After working with the House's XML feed myself, there are a few improvements I can recommend:
Provide an XML link that doesn't require a date in the URL, that contains information for the latest legislative day. For now, I still have to briefly load in the HTML version and search for the download link to figure out what legislative day is the most current. (Legislative "days" are not calendar days, and a session that runs past midnight has the same "legislative day" throughout.)
Link all related bills, resolutions, and reports for a floor update in the XML. Right now, only one bill is associated with an update, even if multiple are mentioned. I'm forced to create this linkage with regular expressions.

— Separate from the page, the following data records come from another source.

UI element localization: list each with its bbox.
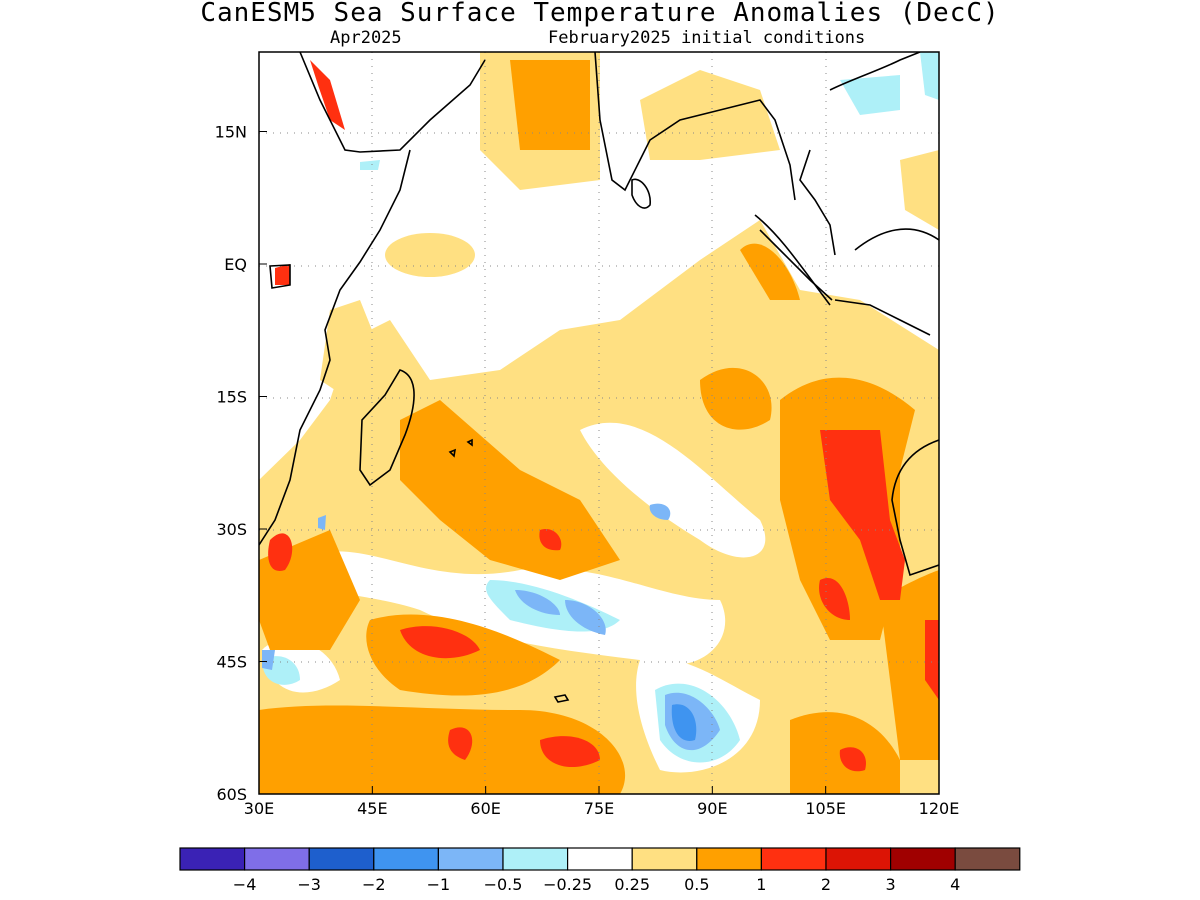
colorbar-label: −4 (233, 875, 257, 894)
lon-tick-label: 75E (584, 799, 614, 818)
anomaly-1 (268, 60, 939, 772)
anomaly-cold (262, 52, 939, 763)
colorbar-label: −1 (427, 875, 451, 894)
colorbar-swatch (631, 847, 698, 871)
lon-tick-label: 120E (919, 799, 960, 818)
lat-tick-label: 60S (216, 785, 247, 804)
colorbar-swatch (244, 847, 310, 871)
grid-lines (259, 52, 939, 794)
colorbar-swatch (437, 847, 504, 871)
colorbar-swatch (760, 847, 827, 871)
colorbar-swatch (179, 847, 246, 871)
lat-axis: 15N EQ 15S 30S 45S 60S (215, 123, 267, 804)
colorbar-label: 1 (756, 875, 766, 894)
lon-axis: 30E 45E 60E 75E 90E 105E 120E (244, 786, 960, 818)
sst-field (259, 52, 939, 794)
colorbar-swatch (954, 847, 1021, 871)
lon-tick-label: 105E (805, 799, 846, 818)
colorbar-label: 0.5 (684, 875, 709, 894)
lon-tick-label: 30E (244, 799, 274, 818)
lat-tick-label: 15N (215, 123, 247, 142)
colorbar-swatch (889, 847, 956, 871)
lat-tick-label: 30S (216, 520, 247, 539)
colorbar: −4 −3 −2 −1 −0.5 −0.25 0.25 0.5 1 2 3 4 (179, 847, 1021, 894)
colorbar-label: −2 (362, 875, 386, 894)
colorbar-label: 4 (950, 875, 960, 894)
colorbar-swatch (696, 847, 762, 871)
lat-tick-label: 15S (216, 388, 247, 407)
colorbar-label: −0.25 (543, 875, 592, 894)
colorbar-label: 0.25 (614, 875, 650, 894)
colorbar-swatch (825, 847, 892, 871)
lat-tick-label: 45S (216, 653, 247, 672)
colorbar-swatch (308, 847, 375, 871)
chart-title: CanESM5 Sea Surface Temperature Anomalie… (200, 0, 1000, 28)
colorbar-label: −0.5 (484, 875, 523, 894)
subtitle-month: Apr2025 (330, 28, 402, 48)
colorbar-swatch (502, 847, 569, 871)
subtitle-init: February2025 initial conditions (548, 28, 866, 48)
lat-tick-label: EQ (224, 255, 247, 274)
colorbar-swatch (566, 847, 633, 871)
colorbar-swatch (373, 847, 439, 871)
lon-tick-label: 45E (357, 799, 387, 818)
lon-tick-label: 60E (470, 799, 500, 818)
colorbar-label: −3 (297, 875, 321, 894)
lon-tick-label: 90E (697, 799, 727, 818)
colorbar-label: 3 (886, 875, 896, 894)
coastlines (259, 52, 939, 703)
colorbar-label: 2 (821, 875, 831, 894)
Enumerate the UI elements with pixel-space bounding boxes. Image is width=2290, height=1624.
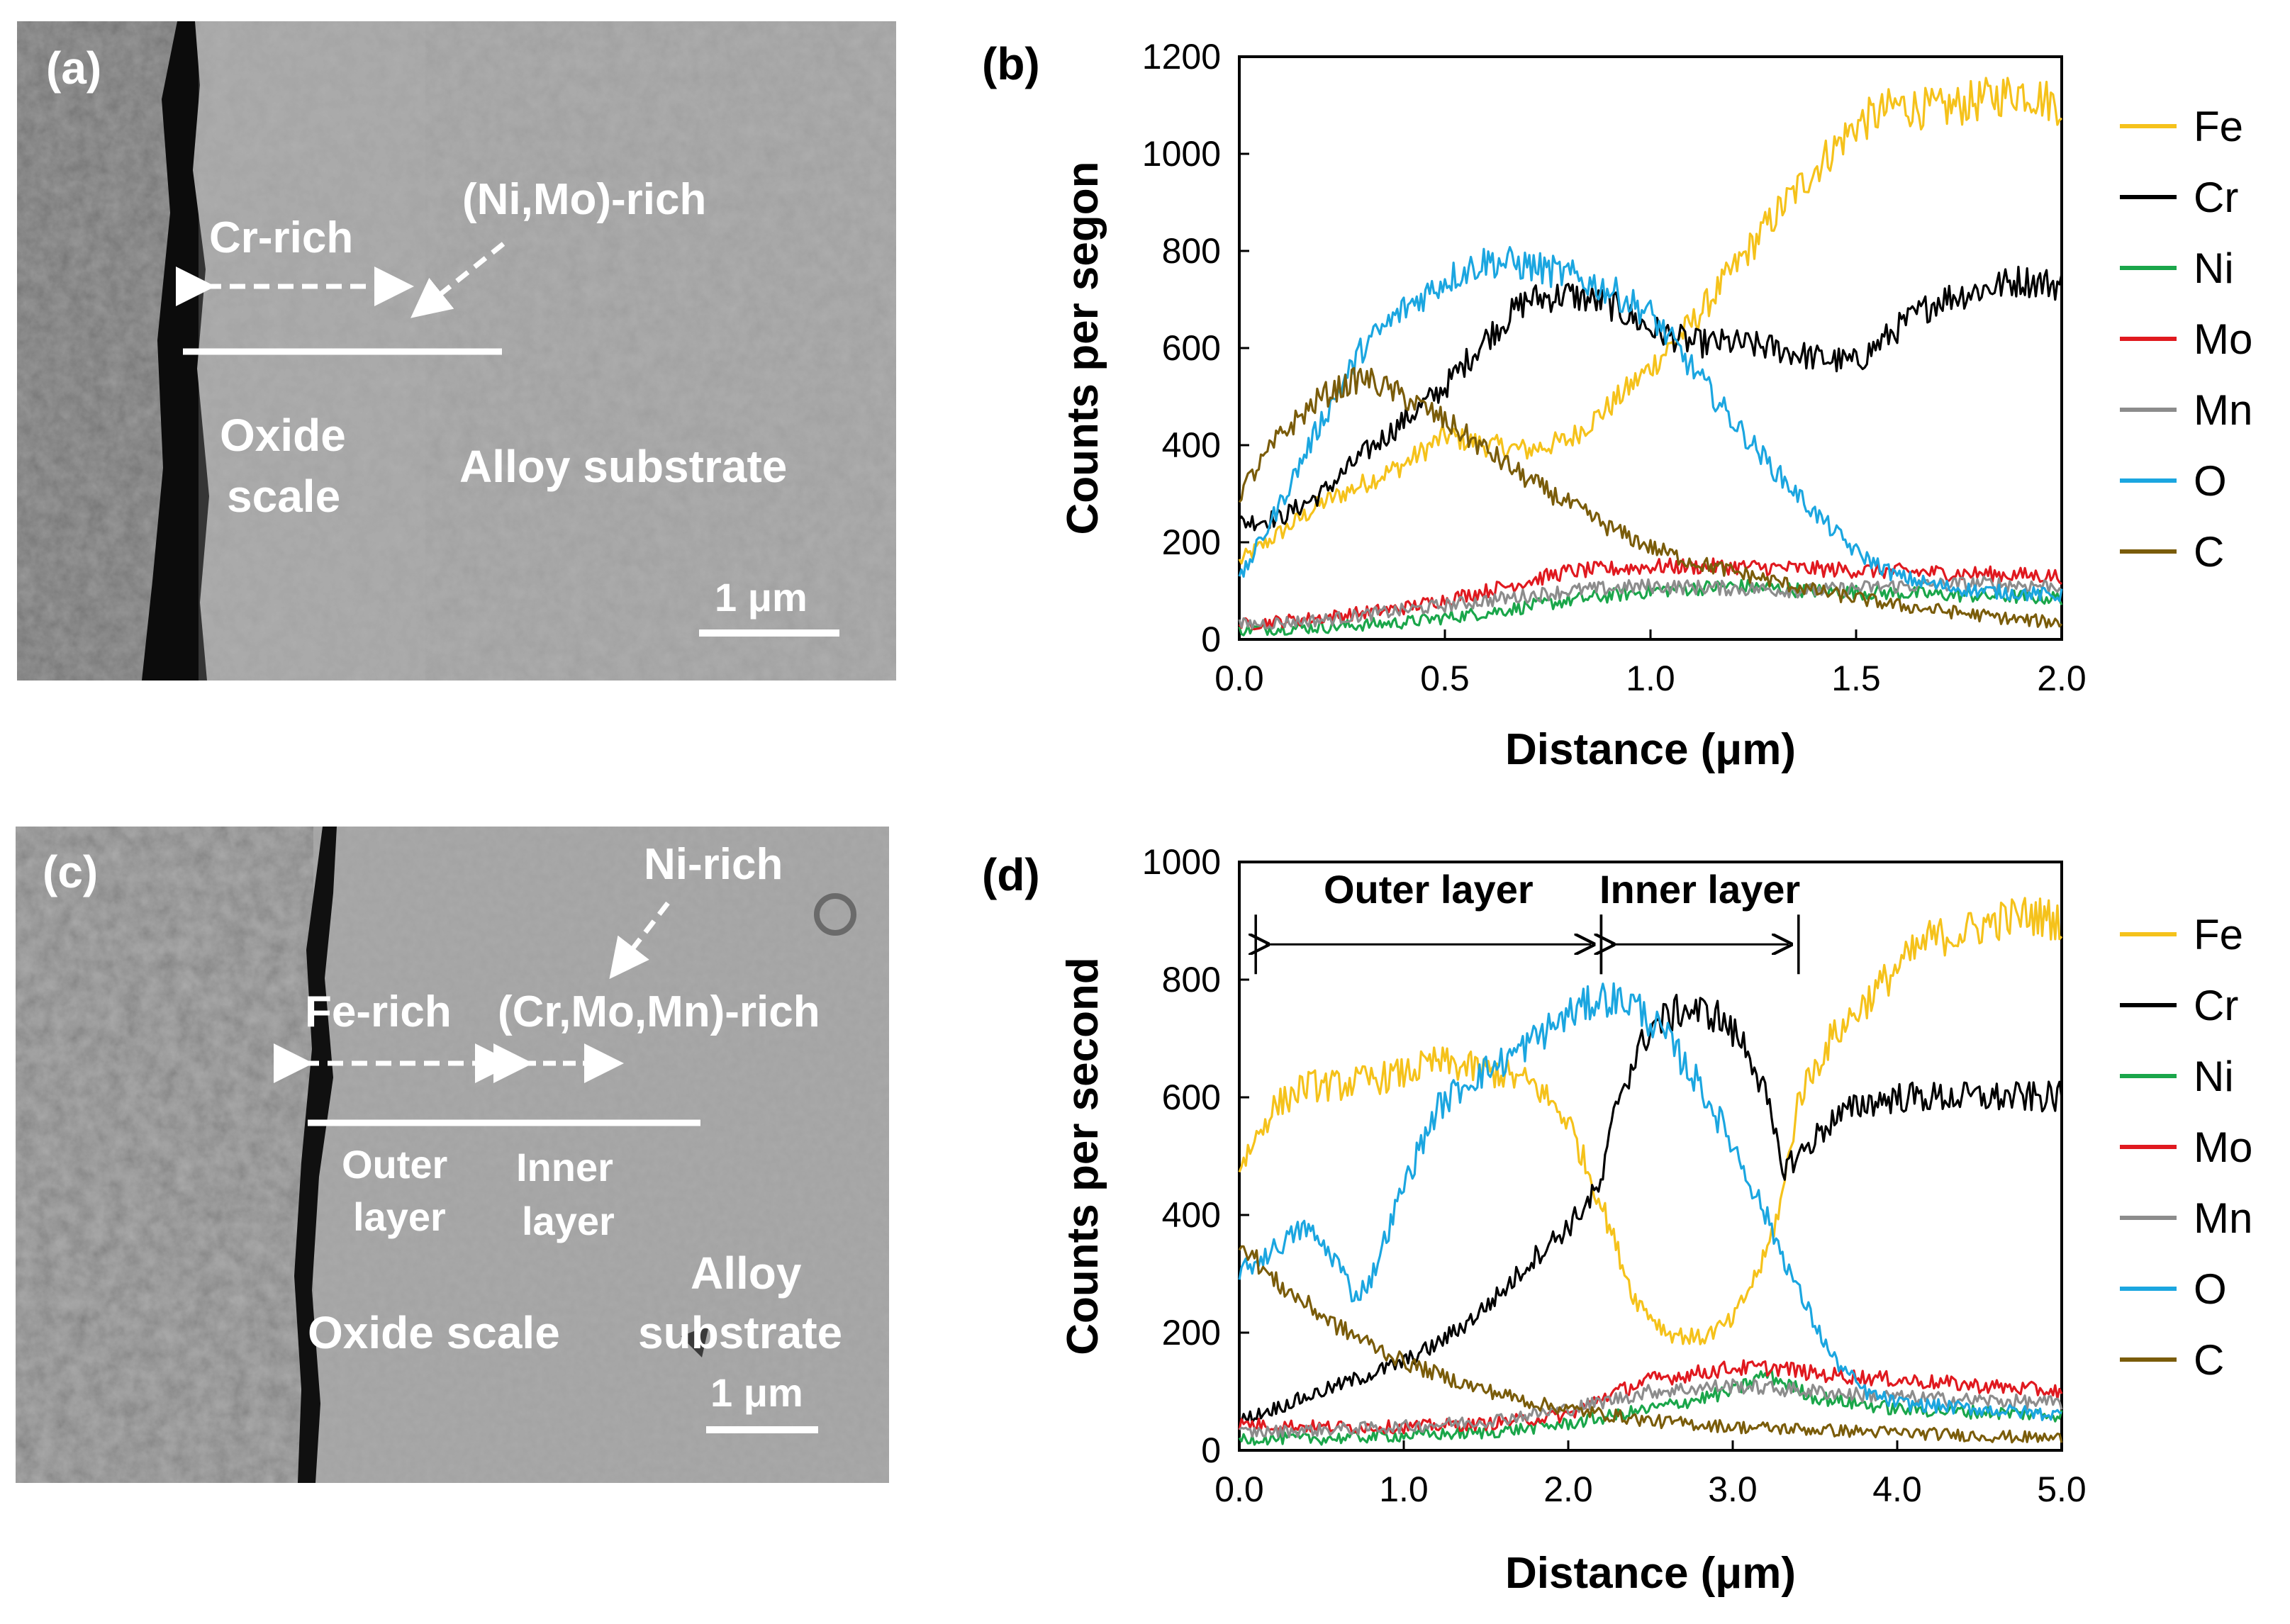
- panel-a-scale-bar: [699, 629, 839, 637]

Link to related votes in the XML. The HTML version aggregates all votes for the day, but neither the HTML nor the XML version link them with individual updates. I'm forced to create this linkage with regular expressions.
Feel free to check out our parsing code as an example of how you might work with this data.
Even with those issues, the House is miles and miles ahead of the Senate, which has never provided an adequate feed of floor activity. There is an official summary of the Senate floor's events, but it is only updated the day after the fact, and doesn't even contain timestamps for archival purposes. The Republican caucus runs their own live floor feed, but its language is occasionally partisan, and is more a selection of quotes than a stream of activity.
The version we currently use in our own services (inspired by @senatefloor) is the Senate Periodical Press Gallery. It's updated throughout the day, but lacks timestamps and has a big disclaimer at the top about being unofficial, despite running on a senate.gov domain. It also doesn't mention related vote numbers, making it impossible to extract links to roll call votes. We make it work, but it's very suboptimal.
The House has done a great job in setting an example of making its activities available to citizens in a rapid and flexible way. If the Senate can swallow its pride and look to the House' version as a model, they too can walk a little taller in the 21st century.